At least one cardiovascular comorbidity was found in 20.8% of patients with IBD. The rate of tobacco smokers was higher among patients with CD (23.0%) than in those with UC (2.0%) (p = 0.001). Only 12.1% of patients were on hormonal therapy (oral contraceptives), with no significant difference between UC and CD patients (14.3% versus 11.0%, p = 0.563).

Six patients (4.0%) had a prior history of TE, namely one patient with UC had an acute myocardial infarction and five patients with CD had two strokes, one acute MI, DVT, venous sinus thrombosis, and PTE, with no significant difference between both groups (p = 0.664). Regarding the family history, about 41% of patients had at least one family member with a prior TE (44.0% of patients with CD and 34.7% of patients with UC); stroke was the most frequent occurrence in both groups (29.0% in CD patients and 28.6% in UC patients), with no significant difference (p = 0.278) between both groups.

Table 2 represents baseline characteristics of the study population regarding IBD.

Table 2.

Baseline characteristics of the study population regarding IBD.

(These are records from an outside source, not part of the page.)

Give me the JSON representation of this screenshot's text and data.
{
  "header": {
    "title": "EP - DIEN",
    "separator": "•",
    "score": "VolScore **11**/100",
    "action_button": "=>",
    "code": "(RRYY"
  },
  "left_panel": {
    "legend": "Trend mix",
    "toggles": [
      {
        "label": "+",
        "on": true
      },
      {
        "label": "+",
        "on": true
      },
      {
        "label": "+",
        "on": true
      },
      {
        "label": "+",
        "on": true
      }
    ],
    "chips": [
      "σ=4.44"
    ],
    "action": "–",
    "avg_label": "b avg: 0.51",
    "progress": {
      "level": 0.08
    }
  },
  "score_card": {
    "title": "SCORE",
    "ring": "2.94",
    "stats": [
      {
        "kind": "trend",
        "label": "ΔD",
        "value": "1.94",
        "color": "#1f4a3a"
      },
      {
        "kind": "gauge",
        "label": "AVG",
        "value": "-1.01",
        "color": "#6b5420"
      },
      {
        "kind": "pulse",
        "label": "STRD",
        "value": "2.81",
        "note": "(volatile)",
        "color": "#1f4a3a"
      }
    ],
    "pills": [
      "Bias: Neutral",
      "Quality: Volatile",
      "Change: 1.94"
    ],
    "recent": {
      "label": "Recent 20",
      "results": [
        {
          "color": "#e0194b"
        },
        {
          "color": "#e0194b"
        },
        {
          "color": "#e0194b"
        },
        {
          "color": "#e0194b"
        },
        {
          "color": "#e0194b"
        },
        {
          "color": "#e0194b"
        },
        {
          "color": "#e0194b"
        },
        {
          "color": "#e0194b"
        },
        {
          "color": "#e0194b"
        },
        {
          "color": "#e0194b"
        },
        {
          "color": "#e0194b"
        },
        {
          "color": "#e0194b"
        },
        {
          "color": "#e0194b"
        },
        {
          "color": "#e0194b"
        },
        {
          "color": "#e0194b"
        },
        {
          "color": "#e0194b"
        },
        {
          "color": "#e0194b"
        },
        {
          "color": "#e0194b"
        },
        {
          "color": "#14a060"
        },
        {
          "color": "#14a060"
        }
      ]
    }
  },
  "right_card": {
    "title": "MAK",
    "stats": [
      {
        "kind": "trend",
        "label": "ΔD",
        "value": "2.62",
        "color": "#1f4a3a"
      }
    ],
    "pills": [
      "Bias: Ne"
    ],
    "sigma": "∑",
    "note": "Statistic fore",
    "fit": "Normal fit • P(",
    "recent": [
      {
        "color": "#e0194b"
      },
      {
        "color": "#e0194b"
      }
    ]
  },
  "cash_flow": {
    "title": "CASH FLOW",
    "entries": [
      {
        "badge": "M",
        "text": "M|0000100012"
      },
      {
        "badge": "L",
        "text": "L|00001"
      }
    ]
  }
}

Characteristics	Ulcerative colitis(n = 49)	Crohn’s disease(n = 100)	p value
Age at diagnosis, mean (SD), years	35.9 (14.7)	32.8 (14.8)	0.222 a
Disease duration, mean (SD), years	9.0 (8.2)	8.2 (6.9)	0.527 a
Location, n (%)
L1 (Ileal)	-	42 (42.0)	-
L2 (Colonic)		14 (14.0)
L3 (Ileocolic)		44 (44.0)
E1 (Ulcerative proctitis)	7 (14.3)	-
E2 (Left-sided colitis)	15 (30.6)
E3 (Extensive disease)	27 (55.1)
Disease behavior, n (%)
B1 (nonstricturing, nonpenetrating)	-	29 (29.0)	-
B2 (stricturing)		31 (31.0)
B3 (penetrating)		40 (40.0)
Perianal disease, n (%)
Yes	-	30 (30.0)	-
No		70 (70.0)
Upper GI tract involvement, n (%)
Yes	-	8 (8.0)	-
No		92 (92.0)
Extraintestinal manifestations, n (%)
Yes	14 (28.6)	21 (21.0)	0.306 b
No	35 (71.4)	79 (79.0)
Surgery IBD-related, n (%)
Yes	4 (8.2)	44 (44.0)	<0.001 [c,1]
Last 3 months	0 (0)	3 (3.0)
No	45 (91.8)	56 (56.0)
Current therapy for IBD, n (%)
Classic immunosuppressors †	9 (18.4)	18 (18.0)	<0.001 [b,2]
Biological therapy ‡	18 (36.7)	65 (65.0)
Aminosalicylates	20 (40.8)	9 (9.0)
No therapy	2 (4.1)	8 (8.0)
Hospitalization at baseline, n (%)
Yes	4 (8.2)	3 (3.0)	0.218 c
No	45 (91.8)	97 (97.0)
Harvey–Bradshaw score, n (%)
0–4 (remission)	-	65 (65.0)	-
5–7 (mild disease)		18 (18.0)
8–16 (moderate disease)		16 (16.0)
>16 (severe disease)		1 (1.0)
Partial Mayo score, n (%)
0–1 (remission)	28 (57.1)	-	-
2–4 (mild disease)	10 (20.4)
5–6 (moderate disease)	5 (10.2)
7–9 (severe disease)	6 (12.2)
CRP, median (IQR), mg/dl	0.2 (0.5)	0.3 (0.9)	0.452 d
ESR, median (IQR), ms	7.0 (13.5)	8.0 (11.0)	0.606 d
Calprotectin, median (IQR), µg/g	284.0 (1264.5)	129.0 (390.3)	0.019 d

CRP, C-reactive protein; ESR, erythrocyte sedimentation rate; GI, gastrointestinal; IBD, inflammatory bowel disease; IQR, interquartile range.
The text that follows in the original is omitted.